2.6 Assessing Geocoding Error
As shown in Section 2.4, mitigating and quantifying error is a central concern in the
geocoding literature. Incorrect reference data contribute to ambiguous results. In this vein, an
important distinction exists between precision and accuracy. Precision is a technical measure of
an instrument. Just as a precision watch can be trusted to tell time to the closest millisecond,
precision of a geocoder relates to specificity of the measurement. Can a geocoder be trusted to
identify a feature to the nearest inch or the nearest yard? A linear interpolation geocoder may
return the correct street segment for an address, but limitations in the data can hobble its
reliability for finding the correct position on that segment. By contrast, accuracy is the degree to
which points correspond to the real world position being represented (Bolstad et al. 1990).

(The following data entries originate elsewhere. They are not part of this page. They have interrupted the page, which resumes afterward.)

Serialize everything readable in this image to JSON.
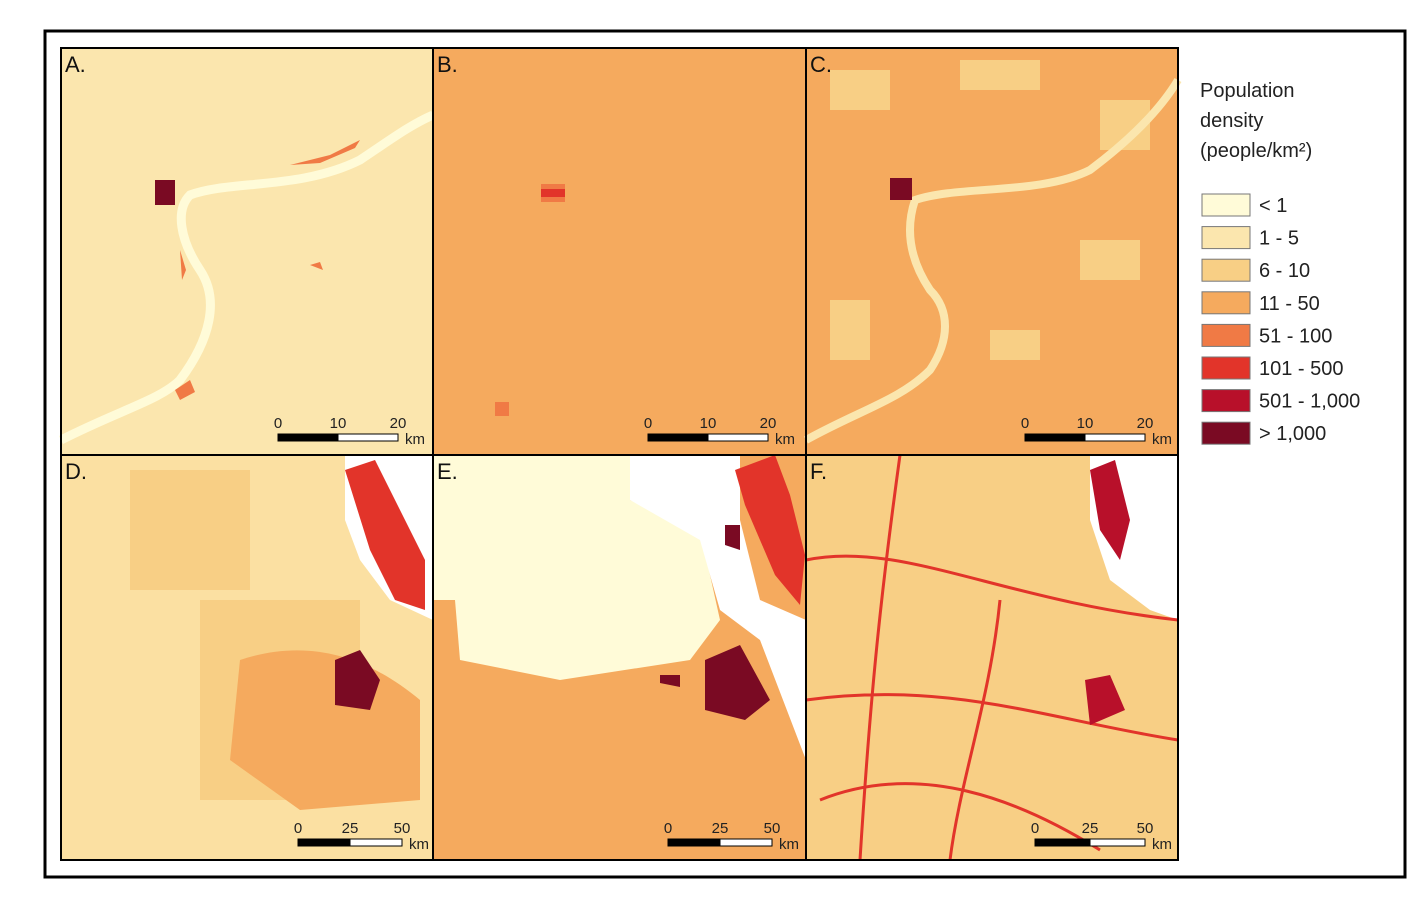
{
  "panels": [
    {
      "label": "A.",
      "scale": {
        "ticks": [
          "0",
          "10",
          "20"
        ],
        "unit": "km"
      }
    },
    {
      "label": "B.",
      "scale": {
        "ticks": [
          "0",
          "10",
          "20"
        ],
        "unit": "km"
      }
    },
    {
      "label": "C.",
      "scale": {
        "ticks": [
          "0",
          "10",
          "20"
        ],
        "unit": "km"
      }
    },
    {
      "label": "D.",
      "scale": {
        "ticks": [
          "0",
          "25",
          "50"
        ],
        "unit": "km"
      }
    },
    {
      "label": "E.",
      "scale": {
        "ticks": [
          "0",
          "25",
          "50"
        ],
        "unit": "km"
      }
    },
    {
      "label": "F.",
      "scale": {
        "ticks": [
          "0",
          "25",
          "50"
        ],
        "unit": "km"
      }
    }
  ],
  "legend": {
    "title": [
      "Population",
      "density",
      "(people/km²)"
    ],
    "items": [
      {
        "label": "< 1",
        "color": "#fffbd8"
      },
      {
        "label": "1 - 5",
        "color": "#fbe6ae"
      },
      {
        "label": "6 - 10",
        "color": "#f8cf85"
      },
      {
        "label": "11 - 50",
        "color": "#f5aa5e"
      },
      {
        "label": "51 - 100",
        "color": "#f07a45"
      },
      {
        "label": "101 - 500",
        "color": "#e2342a"
      },
      {
        "label": "501 - 1,000",
        "color": "#b8102a"
      },
      {
        "label": "> 1,000",
        "color": "#7a0a23"
      }
    ]
  }
}
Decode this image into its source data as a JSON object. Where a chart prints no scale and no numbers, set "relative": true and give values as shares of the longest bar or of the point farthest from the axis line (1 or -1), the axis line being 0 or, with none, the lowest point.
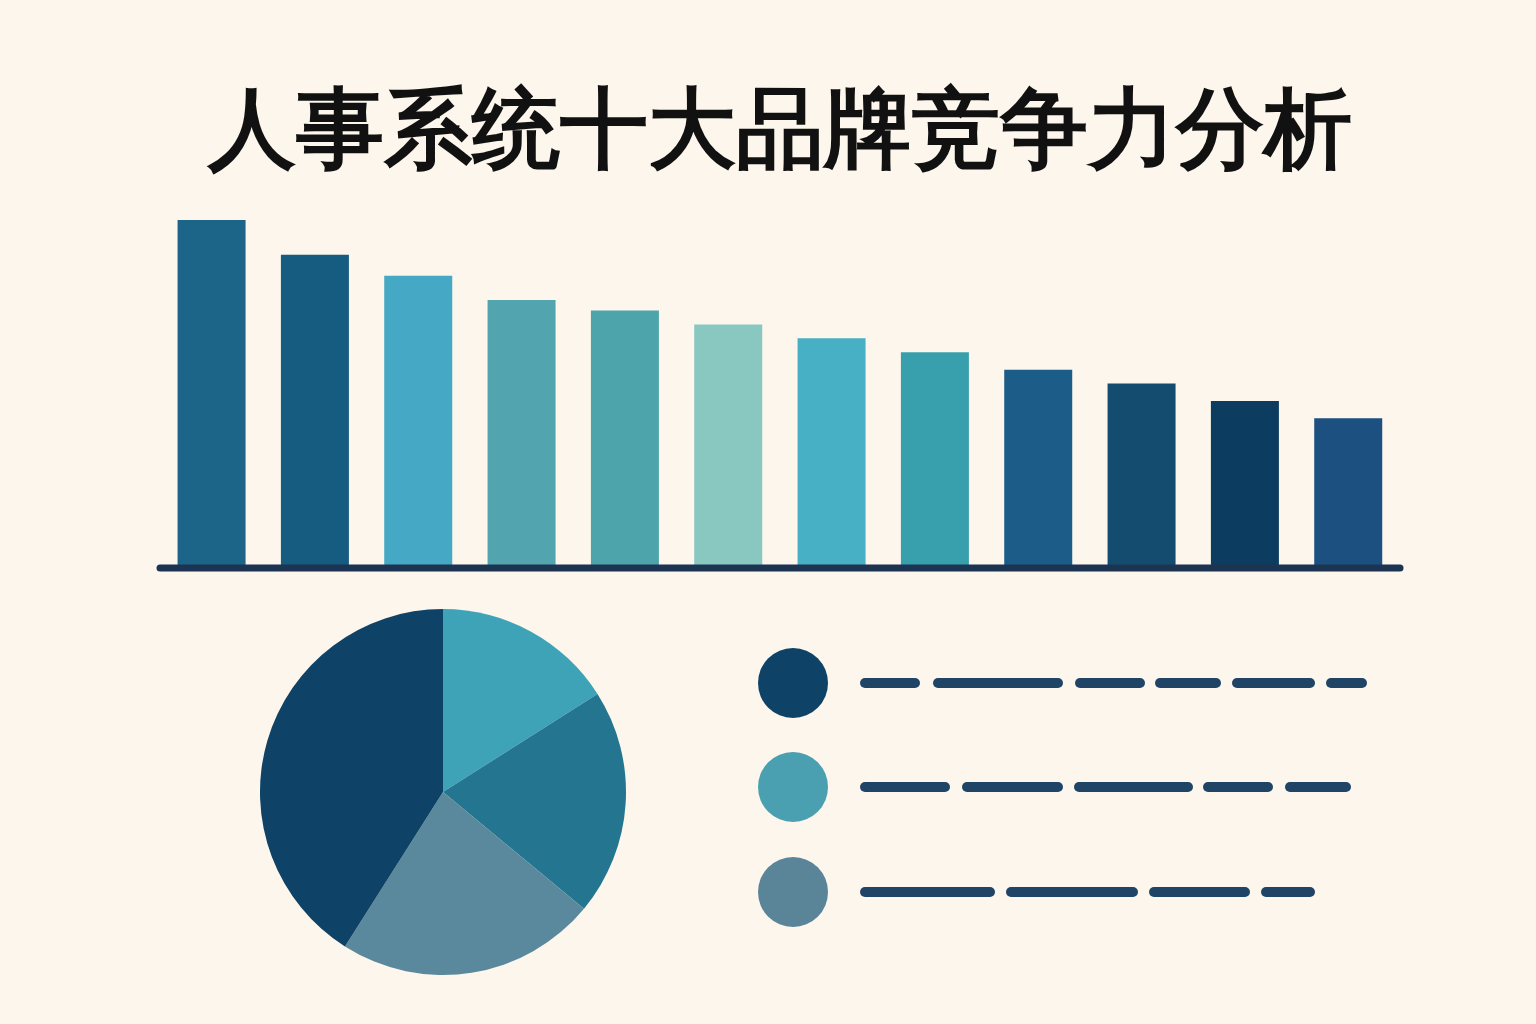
{
  "chart_data": [
    {
      "type": "bar",
      "title": "人事系统十大品牌竞争力分析",
      "relative": true,
      "categories": [
        null,
        null,
        null,
        null,
        null,
        null,
        null,
        null,
        null,
        null,
        null,
        null
      ],
      "values": [
        1,
        0.9,
        0.84,
        0.77,
        0.74,
        0.7,
        0.66,
        0.62,
        0.57,
        0.53,
        0.48,
        0.43
      ],
      "colors": [
        "#1c6488",
        "#155c80",
        "#45a8c4",
        "#52a5ae",
        "#4da4aa",
        "#88c8c0",
        "#48b0c4",
        "#38a0ac",
        "#1c5c88",
        "#144c70",
        "#0c3c60",
        "#1c5080"
      ],
      "grid": false,
      "legend": false
    },
    {
      "type": "pie",
      "categories": [
        null,
        null,
        null,
        null
      ],
      "values": [
        16,
        20,
        23,
        41
      ],
      "colors": [
        "#3fa3b8",
        "#237590",
        "#5a889c",
        "#0e4266"
      ],
      "legend": false
    }
  ]
}
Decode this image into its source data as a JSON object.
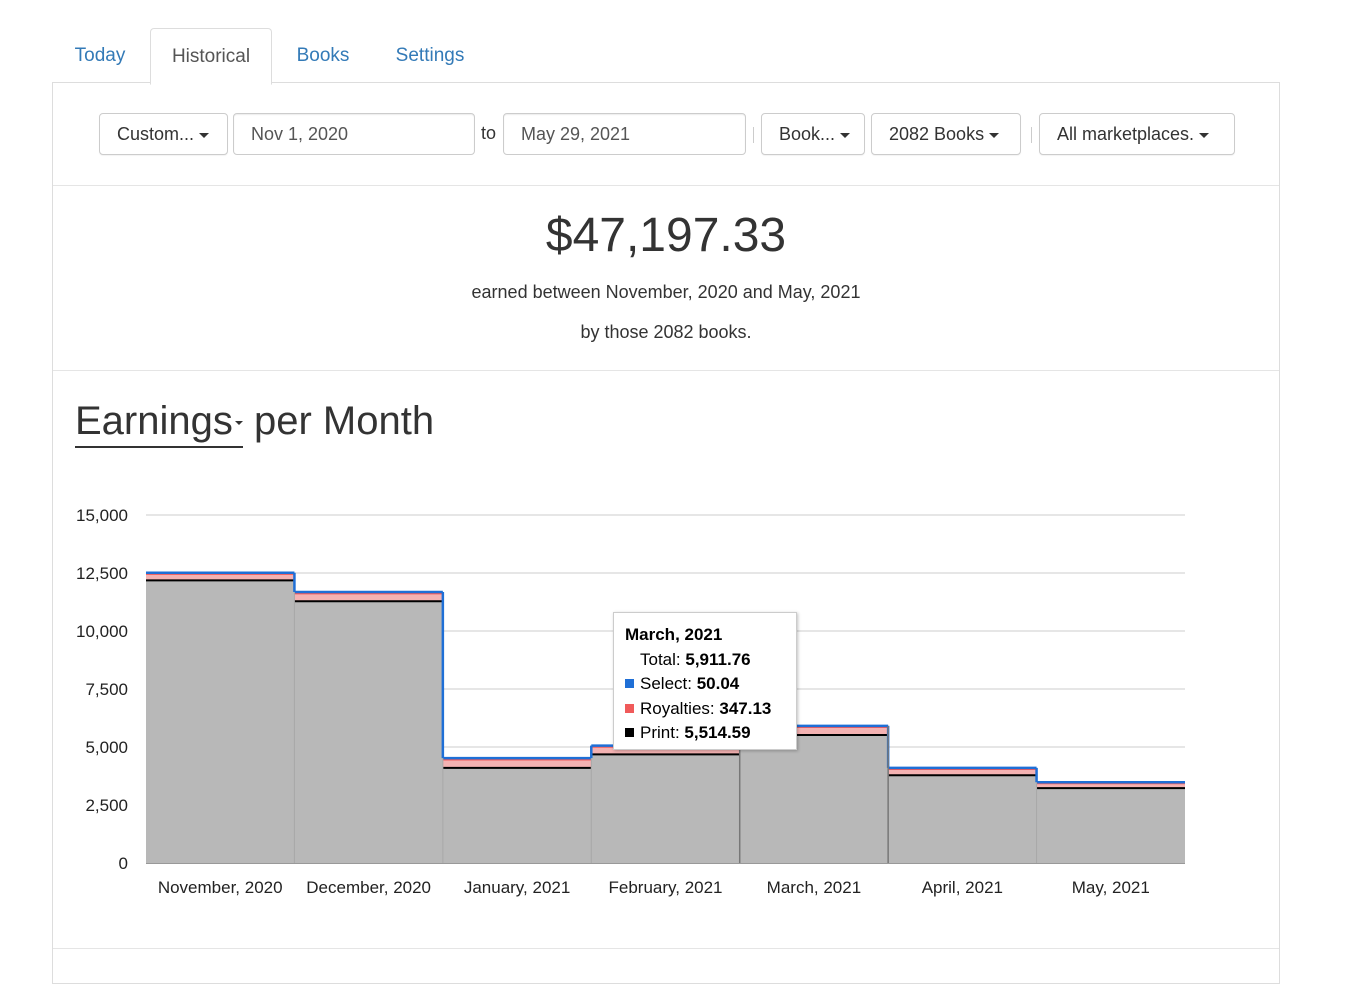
{
  "tabs": [
    {
      "label": "Today"
    },
    {
      "label": "Historical"
    },
    {
      "label": "Books"
    },
    {
      "label": "Settings"
    }
  ],
  "filters": {
    "range_preset": "Custom...",
    "start_date": "Nov 1, 2020",
    "to_label": "to",
    "end_date": "May 29, 2021",
    "group_by": "Book...",
    "books": "2082 Books",
    "marketplace": "All marketplaces."
  },
  "summary": {
    "total": "$47,197.33",
    "line1": "earned between November, 2020 and May, 2021",
    "line2": "by those 2082 books."
  },
  "chart_heading": {
    "metric": "Earnings",
    "suffix": "per Month"
  },
  "colors": {
    "select": "#1f6fd6",
    "royalties": "#f05a5a",
    "print": "#000000",
    "area_fill": "#b8b8b8",
    "tab_link": "#337ab7"
  },
  "chart_data": {
    "type": "area",
    "stepped": true,
    "stacked": true,
    "categories": [
      "November, 2020",
      "December, 2020",
      "January, 2021",
      "February, 2021",
      "March, 2021",
      "April, 2021",
      "May, 2021"
    ],
    "ylim": [
      0,
      15000
    ],
    "y_ticks": [
      "0",
      "2,500",
      "5,000",
      "7,500",
      "10,000",
      "12,500",
      "15,000"
    ],
    "grid": true,
    "series": [
      {
        "name": "Print",
        "values": [
          12180,
          11280,
          4100,
          4680,
          5514.59,
          3780,
          3230
        ]
      },
      {
        "name": "Royalties",
        "values": [
          280,
          340,
          360,
          330,
          347.13,
          270,
          210
        ]
      },
      {
        "name": "Select",
        "values": [
          50,
          60,
          60,
          50,
          50.04,
          50,
          40
        ]
      }
    ],
    "tooltip": {
      "title": "March, 2021",
      "total_label": "Total:",
      "total_value": "5,911.76",
      "rows": [
        {
          "label": "Select:",
          "value": "50.04"
        },
        {
          "label": "Royalties:",
          "value": "347.13"
        },
        {
          "label": "Print:",
          "value": "5,514.59"
        }
      ]
    }
  }
}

Precision is an important goal but the emphasis on precision is misplaced for historical
addresses, because reliable reference data are difficult to acquire. It is more important to have a
method of verifying geocode than having fine-level geocode.
17
2.7 Developing a Historic Geocoder
The development of historical address locators has received limited scholarly attention, even
among researchers in HGIS who have employed addresses in their geocodes. The requirements
of address locators are context specific. Debats and Lethbridge (2007) created a geocoder to
accommodate sequentially recoded tax records from Alexandria, Virginia, from a time when
there were no house numbers. In some instances, historic address ranges and street names have
not changed enough to warrant the development of new address locators. Contemporary street
centerline data can be used, employing alias tables to reference modifications to street names.
However, physical changes to the streets stemming from redevelopment, landfill and other
infrastructure modification make editing of the centerline data necessary. Editing street
centerline data is a laborious process, and potentially introduces error.
2.8 Geocoding with Insurance Maps
The significance of Sanborn insurance maps as a historical geographic resource is evidenced
by the extensive scholarly engagement detailed in this chapter. Insurance maps began as a
rarefied resource, but as they became outdated they became more accessible to scholars. Efforts
to reproduce and digitize them have increased availability and public and scholarly interest.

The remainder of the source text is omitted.